Citizen Scientists Can Help Unravel the Mysteries of Dragonfly Migration
by Andrea Stephens
Broadcast 8.12 & 8.13.2012 and 7.7.2015
In August 2010, my family and I watched from our backyard an unbelievable phenomenon: a single species of dragonfly, individually numbering in the thousands, flew steadily westward across our property on the edge of town for 10 magical days, occasionally perching briefly—each one facing west—on the neighbor’s fence before continuing on. My mind went wild with questions. Were they migrating? What species were they? Where had they come from and where were they all going? I hiked up the hills due west of us along their line of travel, to see if they were indeed continuing on, instead of, perhaps, stopping at the local creek. Turns out the same species was flying west, up and over the hills and out of sight.
A digital camera and the internet turned out to be a big help that first year: a wonderful woman in Arizona helped me identify the species (Sympetrum corruptum, commonly known as the variegated meadowhawk), and after writing to the author of a guide book on dragonflies I found out that this species is migratory along the Pacific coast, but reports of them migrating within or through Montana apparently are unknown.

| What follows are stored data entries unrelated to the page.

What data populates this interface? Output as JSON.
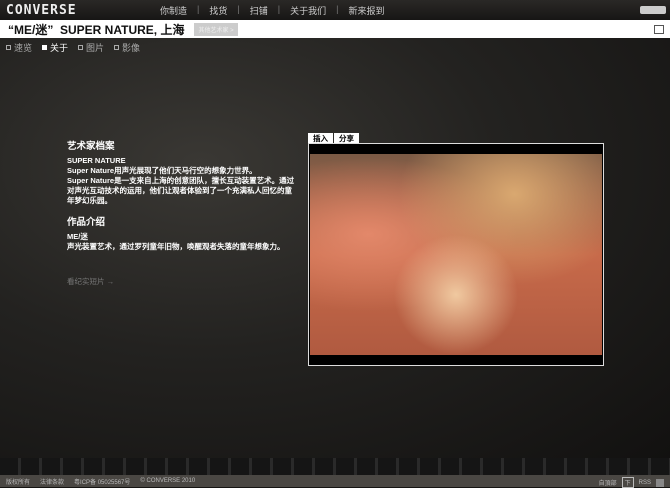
{
  "brand": "CONVERSE",
  "nav": [
    "你制造",
    "找货",
    "扫铺",
    "关于我们",
    "新来报到"
  ],
  "header": {
    "title": "“ME/迷”  SUPER NATURE, 上海",
    "other_button": "其他艺术家 >"
  },
  "subnav": [
    {
      "label": "速览",
      "active": false
    },
    {
      "label": "关于",
      "active": true
    },
    {
      "label": "图片",
      "active": false
    },
    {
      "label": "影像",
      "active": false
    }
  ],
  "info": {
    "profile_heading": "艺术家档案",
    "artist": "SUPER NATURE",
    "bio1": "Super Nature用声光展现了他们天马行空的想象力世界。",
    "bio2": "Super Nature是一支来自上海的创意团队，擅长互动装置艺术。通过对声光互动技术的运用，他们让观者体验到了一个充满私人回忆的童年梦幻乐园。",
    "work_heading": "作品介绍",
    "work_title": "ME/迷",
    "work_desc": "声光装置艺术，通过罗列童年旧物，唤醒观者失落的童年想象力。",
    "more_link": "看纪实短片 →"
  },
  "video_tabs": [
    "插入",
    "分享"
  ],
  "footer": {
    "links": [
      "版权所有",
      "法律条款",
      "粤ICP备 05025567号",
      "© CONVERSE 2010"
    ],
    "subscribe": "自頂部",
    "subscribe_btn": "下",
    "rss": "RSS"
  }
}
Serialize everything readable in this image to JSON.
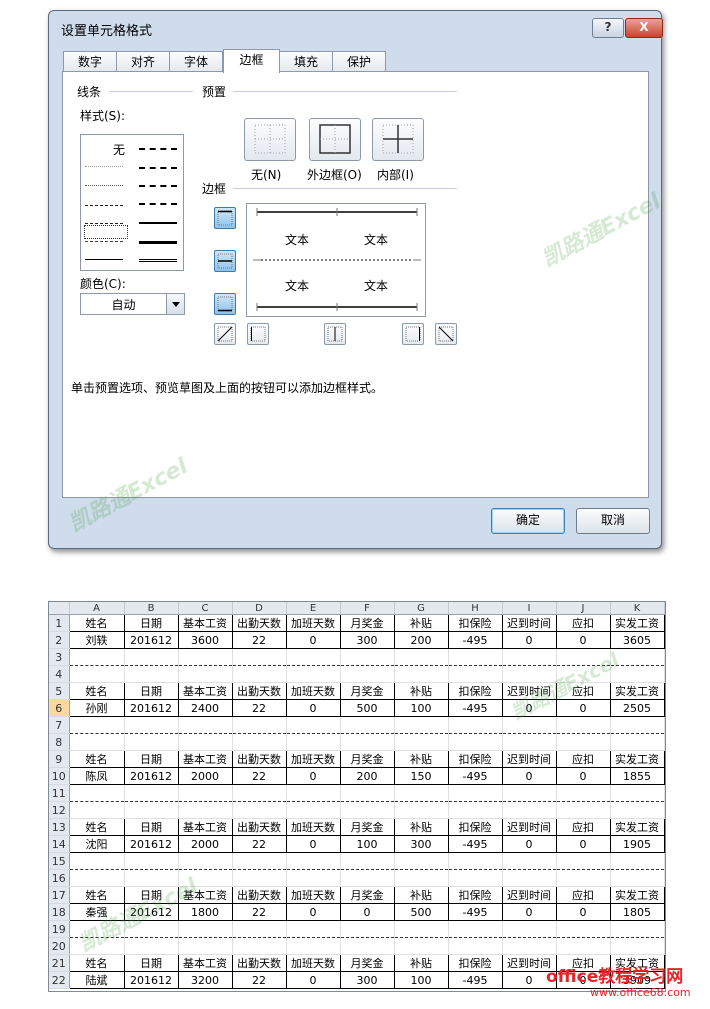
{
  "dialog": {
    "title": "设置单元格格式",
    "help_glyph": "?",
    "close_glyph": "X",
    "tabs": [
      "数字",
      "对齐",
      "字体",
      "边框",
      "填充",
      "保护"
    ],
    "active_tab": "边框",
    "line_group": "线条",
    "style_label": "样式(S):",
    "style_none": "无",
    "color_label": "颜色(C):",
    "color_value": "自动",
    "presets_group": "预置",
    "presets": [
      "无(N)",
      "外边框(O)",
      "内部(I)"
    ],
    "border_group": "边框",
    "preview_text": "文本",
    "hint": "单击预置选项、预览草图及上面的按钮可以添加边框样式。",
    "ok": "确定",
    "cancel": "取消",
    "watermark": "凯路通Excel"
  },
  "sheet": {
    "columns": [
      "A",
      "B",
      "C",
      "D",
      "E",
      "F",
      "G",
      "H",
      "I",
      "J",
      "K"
    ],
    "headers": [
      "姓名",
      "日期",
      "基本工资",
      "出勤天数",
      "加班天数",
      "月奖金",
      "补贴",
      "扣保险",
      "迟到时间",
      "应扣",
      "实发工资"
    ],
    "records": [
      [
        "刘轶",
        "201612",
        "3600",
        "22",
        "0",
        "300",
        "200",
        "-495",
        "0",
        "0",
        "3605"
      ],
      [
        "孙刚",
        "201612",
        "2400",
        "22",
        "0",
        "500",
        "100",
        "-495",
        "0",
        "0",
        "2505"
      ],
      [
        "陈凤",
        "201612",
        "2000",
        "22",
        "0",
        "200",
        "150",
        "-495",
        "0",
        "0",
        "1855"
      ],
      [
        "沈阳",
        "201612",
        "2000",
        "22",
        "0",
        "100",
        "300",
        "-495",
        "0",
        "0",
        "1905"
      ],
      [
        "秦强",
        "201612",
        "1800",
        "22",
        "0",
        "0",
        "500",
        "-495",
        "0",
        "0",
        "1805"
      ],
      [
        "陆斌",
        "201612",
        "3200",
        "22",
        "0",
        "300",
        "100",
        "-495",
        "0",
        "0",
        "3909"
      ]
    ],
    "row_numbers": [
      "1",
      "2",
      "3",
      "4",
      "5",
      "6",
      "7",
      "8",
      "9",
      "10",
      "11",
      "12",
      "13",
      "14",
      "15",
      "16",
      "17",
      "18",
      "19",
      "20",
      "21",
      "22"
    ],
    "selected_row": "6"
  },
  "site_logo": "office教程学习网",
  "site_url": "www.office68.com"
}
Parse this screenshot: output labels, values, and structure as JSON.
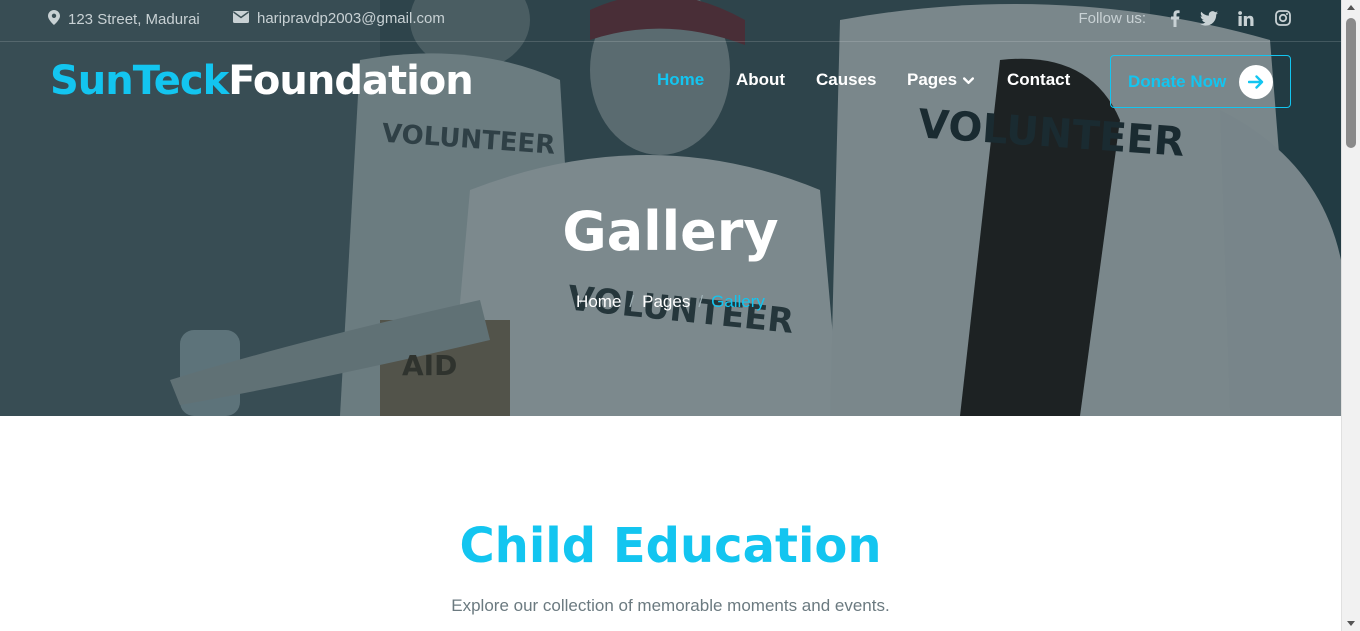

According to the Xerces Society for Invertebrate Conservation, 16 North American dragonfly species make migrations, including the variegated meadowhawk. Apparently, large body size is a prerequisite for insect migration, since only those species with large flight muscles can attain the speeds needed to overcome ambient winds. So it’s no surprise that within the insect world, only some dragonflies, butterflies and moths are known to migrate. While certain moths migrate by passively using air currents, migratory dragonflies, in the same way as the well-known monarch butterflies, undertake directional movement regardless of prevailing wind direction. This is certainly what we witnessed during our meadowhawk event two years ago. Every individual we observed over more than two weeks was headed west, despite headwinds that seemed to ground some of them in the tall grass for short periods of time.
A Xerces report comments that scientists currently studying migratory behavior in dragonflies are in about the same position as researchers studying monarch butterflies forty years ago. We know a phenomenon exists, but most of the details remain to be worked out. Which is one thing that made our meadowhawk spectacle so exciting: citizen scientists have much to contribute to our collective understanding of dragonfly migration, if that is indeed what we were witnessing.
Xerces co-chairs a unique collaborative, the Migratory Dragonfly Partnership (MDP). According to the MDP website, one of their missions is to develop an international network of citizen scientists to monitor the spring and fall movements of the main migratory species in North America. The primary volunteer project of MDP is the Dragonfly Pond Watch. If you live near a wetland, or visit one regularly, you can offer up your observations of the annual movement of two specific migratory dragonflies, one of which is found in Montana, the common green darner. Our scientific understanding of dragonfly migration can be advanced by widespread observational data, which thoughtful, interested citizens across the country are perfectly poised to gather.
In August 2011, at Smith Pass in the Swan Mountain Range, I watched what may have been another migratory event: hundreds of dragonflies moving west over the snow-covered divide at about 7,000 feet! While I wasn’t able to catch any of these for proper identification, since they flew so far overhead, the event further spurred my interest and made me hope that we can develop a network of interested citizen scientists who can make and compare their observations of these fascinating insects.